On being cranky about coziness
Last weekend, I had a miniature revelation about halfway through a perfectly pleasant cozy romantic fantasy. A princess is cursed to remain in a ramshackle bookshop until she finds her heart’s desire—cue the princes sent to break her curse with true love’s kiss, the new friends in a tiny village, and one annoyingly handsome pirate. It was whimsical and playful and fun and I found myself thinking so what? So what if this princess remains in the bookshop forever? Matters in the kingdom would basically be fine and so would our heroine. And I realized as I kept on reading, lured in by the prose and the pirate, that I am simply not a cozy fantasy reader. In fact, I may be less of a cozy reader than I had previously thought.
I’ve described dozens of books that I’ve enjoyed as cozy, charming, warm, and delightful. I’m certainly not a reader who goes in for bleak or dark, most of the time. StoryGraph has classified nine books, of the 107 I’ve read so far this year, as “dark” in their mood tagging and I’m not even sure I would agree with some of those classifications! But when I think of the literary fiction I’ve loved this year, like Lincoln in the Bardo or How to Be Both, its warmth and empathy is balanced with a keen edge of loss. When I think of my favorite romances from this year, the very real possibility of heartbreak is always hovering in the background before their characters triumph in their happy ending. There’s friction. Something is at stake, even if it happens to be simply someone’s heart. (And really, as any romance reader knows, there’s nothing simple about the heart.)

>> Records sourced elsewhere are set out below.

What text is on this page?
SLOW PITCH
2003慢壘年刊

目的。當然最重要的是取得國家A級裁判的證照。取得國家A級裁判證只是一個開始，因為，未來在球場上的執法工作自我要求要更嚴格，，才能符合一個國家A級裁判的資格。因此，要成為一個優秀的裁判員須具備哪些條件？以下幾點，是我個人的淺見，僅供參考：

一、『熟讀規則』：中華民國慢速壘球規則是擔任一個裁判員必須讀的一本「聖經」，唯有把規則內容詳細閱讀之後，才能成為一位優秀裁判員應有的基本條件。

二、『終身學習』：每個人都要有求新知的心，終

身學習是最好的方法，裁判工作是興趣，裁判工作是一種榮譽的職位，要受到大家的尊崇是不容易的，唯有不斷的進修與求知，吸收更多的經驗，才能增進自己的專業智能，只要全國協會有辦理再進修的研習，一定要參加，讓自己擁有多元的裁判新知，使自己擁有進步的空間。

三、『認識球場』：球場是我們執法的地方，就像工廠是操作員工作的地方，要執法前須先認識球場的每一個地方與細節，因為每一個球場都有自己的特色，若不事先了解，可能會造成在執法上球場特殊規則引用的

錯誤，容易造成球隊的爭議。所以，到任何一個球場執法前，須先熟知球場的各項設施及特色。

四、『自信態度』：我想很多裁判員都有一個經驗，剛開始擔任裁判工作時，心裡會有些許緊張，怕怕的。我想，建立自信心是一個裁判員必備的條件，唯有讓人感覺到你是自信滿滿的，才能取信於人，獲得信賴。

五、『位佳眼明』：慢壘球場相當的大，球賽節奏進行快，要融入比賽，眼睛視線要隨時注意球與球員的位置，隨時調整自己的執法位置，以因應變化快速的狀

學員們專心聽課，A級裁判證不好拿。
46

I think that today’s genre fiction often swings between extremes: high stakes drama with brooding love interests where the fate of the entire world rests on the shoulders of one young woman with magical powers or a quaint small town with whimsical bakeries and bookshops where no one ever has a miscommunication or a third-act breakup. I’m wildly oversimplifying here, of course, but there seems to be a sanding down of the edges in a lot of genre fiction, often in the name of coziness and comfort. However, comfort doesn’t work without the reader knowing what it means for these characters to be uncomfortable and if everything’s easy, nothing feels earned.

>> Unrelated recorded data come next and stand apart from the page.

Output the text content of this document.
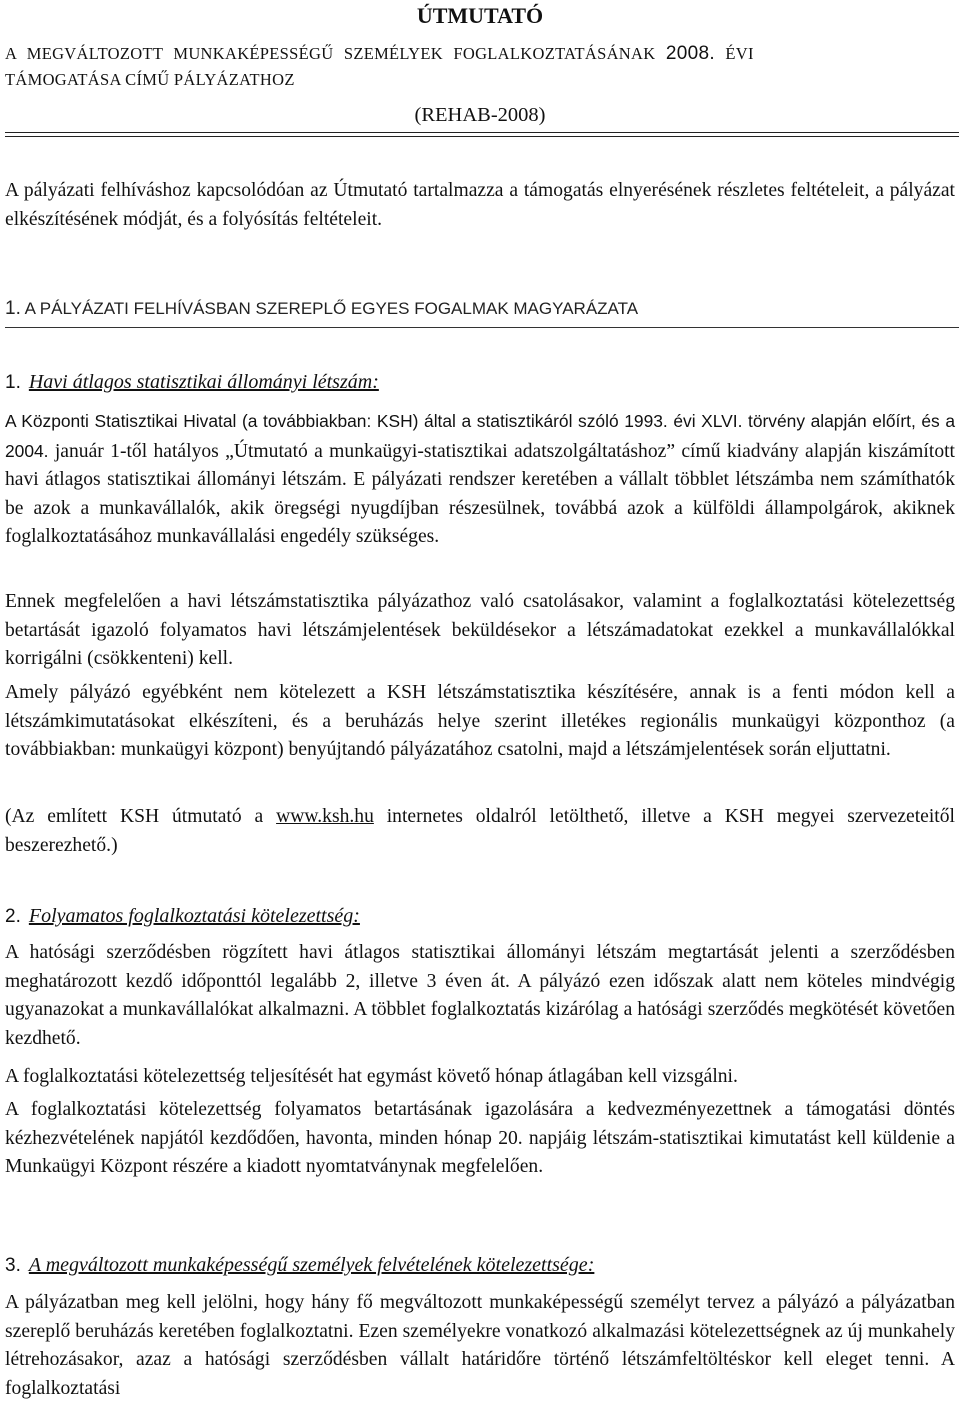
ÚTMUTATÓ
A MEGVÁLTOZOTT MUNKAKÉPESSÉGŰ SZEMÉLYEK FOGLALKOZTATÁSÁNAK 2008. ÉVI
TÁMOGATÁSA CÍMŰ PÁLYÁZATHOZ
(REHAB-2008)

A pályázati felhíváshoz kapcsolódóan az Útmutató tartalmazza a támogatás elnyerésének részletes feltételeit, a pályázat elkészítésének módját, és a folyósítás feltételeit.

1. A PÁLYÁZATI FELHÍVÁSBAN SZEREPLŐ EGYES FOGALMAK MAGYARÁZATA
1. Havi átlagos statisztikai állományi létszám:

A Központi Statisztikai Hivatal (a továbbiakban: KSH) által a statisztikáról szóló 1993. évi XLVI. törvény alapján előírt, és a 2004. január 1-től hatályos „Útmutató a munkaügyi-statisztikai adatszolgáltatáshoz” című kiadvány alapján kiszámított havi átlagos statisztikai állományi létszám. E pályázati rendszer keretében a vállalt többlet létszámba nem számíthatók be azok a munkavállalók, akik öregségi nyugdíjban részesülnek, továbbá azok a külföldi állampolgárok, akiknek foglalkoztatásához munkavállalási engedély szükséges.

Ennek megfelelően a havi létszámstatisztika pályázathoz való csatolásakor, valamint a foglalkoztatási kötelezettség betartását igazoló folyamatos havi létszámjelentések beküldésekor a létszámadatokat ezekkel a munkavállalókkal korrigálni (csökkenteni) kell.

Amely pályázó egyébként nem kötelezett a KSH létszámstatisztika készítésére, annak is a fenti módon kell a létszámkimutatásokat elkészíteni, és a beruházás helye szerint illetékes regionális munkaügyi központhoz (a továbbiakban: munkaügyi központ) benyújtandó pályázatához csatolni, majd a létszámjelentések során eljuttatni.

(Az említett KSH útmutató a www.ksh.hu internetes oldalról letölthető, illetve a KSH megyei szervezeteitől beszerezhető.)

2. Folyamatos foglalkoztatási kötelezettség:

A hatósági szerződésben rögzített havi átlagos statisztikai állományi létszám megtartását jelenti a szerződésben meghatározott kezdő időponttól legalább 2, illetve 3 éven át. A pályázó ezen időszak alatt nem köteles mindvégig ugyanazokat a munkavállalókat alkalmazni. A többlet foglalkoztatás kizárólag a hatósági szerződés megkötését követően kezdhető.

A foglalkoztatási kötelezettség teljesítését hat egymást követő hónap átlagában kell vizsgálni.

A foglalkoztatási kötelezettség folyamatos betartásának igazolására a kedvezményezettnek a támogatási döntés kézhezvételének napjától kezdődően, havonta, minden hónap 20. napjáig létszám-statisztikai kimutatást kell küldenie a Munkaügyi Központ részére a kiadott nyomtatványnak megfelelően.

3. A megváltozott munkaképességű személyek felvételének kötelezettsége:

A pályázatban meg kell jelölni, hogy hány fő megváltozott munkaképességű személyt tervez a pályázó a pályázatban szereplő beruházás keretében foglalkoztatni. Ezen személyekre vonatkozó alkalmazási kötelezettségnek az új munkahely létrehozásakor, azaz a hatósági szerződésben vállalt határidőre történő létszámfeltöltéskor kell eleget tenni. A foglalkoztatási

I love T. Kingfisher’s fantasy novels, especially her Saint of Steel series, and I’ve frequently described them as cozy but they’re also genuinely unsettling. Paladin’s Grace gives us a sock-knitting hero, a series of mysteriously decapitated bodies, high-stakes court drama, and decent-hearted characters caring for each other in ways big and small. The lurking danger makes Stephen and Grace’s love all the more precious and their flaws and uncertainties make their decision to choose each other all the more poignant. I’ve discovered that I want peril and adventure in my fantasy, I want complications in my romance and even when I know everything is going to work out in the end, I want a moment—just a moment!—where I doubt it.
Let me know in the comments if you’ve had a similar experience with cozy genre fiction or if you’ve had any moments where you found yourself reassessing your reading taste lately!
Currently reading: One Night in Hartswood by Emma Denny, a m/m romance set in medieval England.
Recommendations, miscellany, and little bits of joy:
I’m fully obsessed with Olivia Rodrigo’s new album, a scream-sob of the agony and the ecstasy of being a young woman.
We went to see Masters of the Universe over the weekend and it’s definitely a tad too long but it’s also campy, colorful, and blessed with the charm of Nicholas Galitzine.
I had the loveliest birthday gathering last weekend, complete with sparkling rose, lots of cheese, and a truly decadent birthday cake from Ladybird Bakery in Windsor Terrace. It was the kind of evening that just had me feeling very grateful for all the fantastic people in my life.